Business was business and our men in Washington ensured that we would have most of it.
https://freerepublic.com/focus/news/3443027/posts?page=948#948
I read your post. Let me be clear. No snark.
You maintain that the Southern states were unfairly prohibited from using foreign ships. So they seceded in 1860. I’m asking why Southerners, instead of choosing rebellion and the potential of subjecting their products to additional tariffs should they succeed in that, they simply didn’t build or buy their own ships. You agreed that would have created economic benefits for the region. They had nearly half a century to do something about it.
How did the Navigation Act of 1817 affect Southern shipbuilding and infrastructure investments?
You say that like its some magic words or something. The United Kingdom also wanted to preserve the Union! We articulated a right for people to leave a Union which they felt did not represent their interests, and so the Southern states did this, just as the founders had done it "four score and seven years" earlier.
There is no moral authority to "preserve" the Union any more than there is to preserve another form of coerced servitude known as slavery.
If people are free, then they are free to leave the Union if they wish. If they are not free to leave, they are subjects.
But here is the weird twisted logic you employ. "The slave states must be compelled to stay in the union, and to encourage them to do so, we will give them permanent protection for slavery, but when they reject this, we will fight a war to destroy slavery"?
Nonsense. Lies.
It's about money. It never was about slaves.
Did you ever see a movie called "Kidco"? It was about some kids that started a business selling horse manure. The state bureaucrats got involved and tried to shut the kids business down. It went to court.

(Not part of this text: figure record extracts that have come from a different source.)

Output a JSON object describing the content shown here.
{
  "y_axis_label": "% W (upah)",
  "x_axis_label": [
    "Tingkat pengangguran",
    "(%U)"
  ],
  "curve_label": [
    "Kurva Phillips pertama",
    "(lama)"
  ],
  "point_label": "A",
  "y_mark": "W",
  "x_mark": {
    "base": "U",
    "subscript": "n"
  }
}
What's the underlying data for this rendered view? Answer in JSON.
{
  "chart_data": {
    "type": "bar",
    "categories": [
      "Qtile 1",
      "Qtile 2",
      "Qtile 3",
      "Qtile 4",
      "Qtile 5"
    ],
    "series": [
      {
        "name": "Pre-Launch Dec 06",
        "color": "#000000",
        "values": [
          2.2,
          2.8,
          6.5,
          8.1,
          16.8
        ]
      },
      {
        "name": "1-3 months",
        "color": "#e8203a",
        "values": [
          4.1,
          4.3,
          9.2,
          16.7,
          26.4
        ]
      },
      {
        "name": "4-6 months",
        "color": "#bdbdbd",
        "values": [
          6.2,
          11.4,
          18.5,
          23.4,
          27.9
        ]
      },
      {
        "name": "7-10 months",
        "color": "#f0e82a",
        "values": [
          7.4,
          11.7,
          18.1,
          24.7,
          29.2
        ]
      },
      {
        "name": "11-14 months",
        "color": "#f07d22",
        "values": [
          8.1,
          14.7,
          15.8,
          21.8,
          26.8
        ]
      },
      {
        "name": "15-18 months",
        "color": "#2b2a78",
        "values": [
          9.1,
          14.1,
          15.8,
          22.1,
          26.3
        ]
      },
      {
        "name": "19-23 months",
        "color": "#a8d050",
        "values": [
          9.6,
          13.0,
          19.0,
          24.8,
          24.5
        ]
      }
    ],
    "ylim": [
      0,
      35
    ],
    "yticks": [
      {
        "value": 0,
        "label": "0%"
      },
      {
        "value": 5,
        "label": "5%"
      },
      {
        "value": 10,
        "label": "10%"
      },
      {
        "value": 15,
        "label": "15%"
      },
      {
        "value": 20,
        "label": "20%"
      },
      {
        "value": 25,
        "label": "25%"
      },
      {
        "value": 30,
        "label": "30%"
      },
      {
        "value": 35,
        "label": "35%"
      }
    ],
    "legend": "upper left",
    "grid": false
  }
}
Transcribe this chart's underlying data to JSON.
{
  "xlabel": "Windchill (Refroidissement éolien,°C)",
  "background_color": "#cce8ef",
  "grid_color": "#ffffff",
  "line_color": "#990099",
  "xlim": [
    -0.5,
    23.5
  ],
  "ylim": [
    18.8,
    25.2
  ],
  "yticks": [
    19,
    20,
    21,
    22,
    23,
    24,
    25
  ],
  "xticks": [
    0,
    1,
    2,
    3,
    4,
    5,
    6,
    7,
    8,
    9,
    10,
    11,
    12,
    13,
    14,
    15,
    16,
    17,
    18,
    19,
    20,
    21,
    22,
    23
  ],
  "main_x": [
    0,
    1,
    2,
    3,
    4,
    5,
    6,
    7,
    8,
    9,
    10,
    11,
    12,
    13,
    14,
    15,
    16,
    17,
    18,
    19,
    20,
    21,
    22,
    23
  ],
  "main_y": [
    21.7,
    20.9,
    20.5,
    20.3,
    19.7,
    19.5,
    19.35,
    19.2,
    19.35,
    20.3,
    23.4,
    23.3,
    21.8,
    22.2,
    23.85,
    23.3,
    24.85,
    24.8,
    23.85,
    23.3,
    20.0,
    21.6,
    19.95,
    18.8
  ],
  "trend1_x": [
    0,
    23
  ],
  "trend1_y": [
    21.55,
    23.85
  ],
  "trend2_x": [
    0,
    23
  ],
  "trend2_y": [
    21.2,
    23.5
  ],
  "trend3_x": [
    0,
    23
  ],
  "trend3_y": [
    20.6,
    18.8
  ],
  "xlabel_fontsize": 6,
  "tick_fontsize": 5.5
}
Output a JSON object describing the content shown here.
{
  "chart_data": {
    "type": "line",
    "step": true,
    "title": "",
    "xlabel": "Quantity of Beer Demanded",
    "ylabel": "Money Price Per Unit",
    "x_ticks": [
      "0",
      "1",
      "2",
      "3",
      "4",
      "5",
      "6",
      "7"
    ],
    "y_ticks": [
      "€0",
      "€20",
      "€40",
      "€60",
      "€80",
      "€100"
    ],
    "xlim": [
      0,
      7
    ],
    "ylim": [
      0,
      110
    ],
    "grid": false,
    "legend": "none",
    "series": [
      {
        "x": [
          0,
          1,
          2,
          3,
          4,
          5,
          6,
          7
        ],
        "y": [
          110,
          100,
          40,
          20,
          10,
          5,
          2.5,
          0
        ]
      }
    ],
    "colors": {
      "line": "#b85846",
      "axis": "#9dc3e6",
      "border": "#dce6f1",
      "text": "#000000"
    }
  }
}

The kids called their father as a witness. (It was his horse farm where the kids got the manure.) The Kid, acting as his own attorney, asked his father if he paid taxes on the feed he gave the horses. His father said yes, and presented receipts showing the payment of taxes on the horse feed.
The Kid then informed the court that taxes had already been paid on the product when it entered the horse, and the state was trying to tax what was expelled from the horse.
"Your Honor! The State is trying to tax both ends of the horse!"
So I think you get the idea of how trade works. They don't send us goods unless we send them goods. A tax on imports is a tax on exports. It's the same products going into one end of the horse as is coming out.
1863 is long after my area of interest.
https://freerepublic.com/focus/news/3443027/posts?q=1&;page=1
“ Southrons were required by law to either use our ships for their shipping, or pay to the Treasury compensation for their use of foreign ships.”
Did the law also prohibit Southern shipbuilding, or the purchase of ships built in Northern states?
“ Foreign ships were prohibited by law from engaging in coastal trade between US harbors. Federal law cut them out.”
Were they also prohibited from transporting goods to and from their home ports and Southern destinations?
“Direct purchase of cotton by the “factors” enabled the Southern growers to quickly turn a profit instead of waiting months for the cotton to be sold, and the money to return to them. But this benefit also cut their profits.”
All sorts of things cut profit margins. Otherwise there would be no volume discounts. And factoring still goes on. I considered it for a recent government contract. So is capitalism now evil?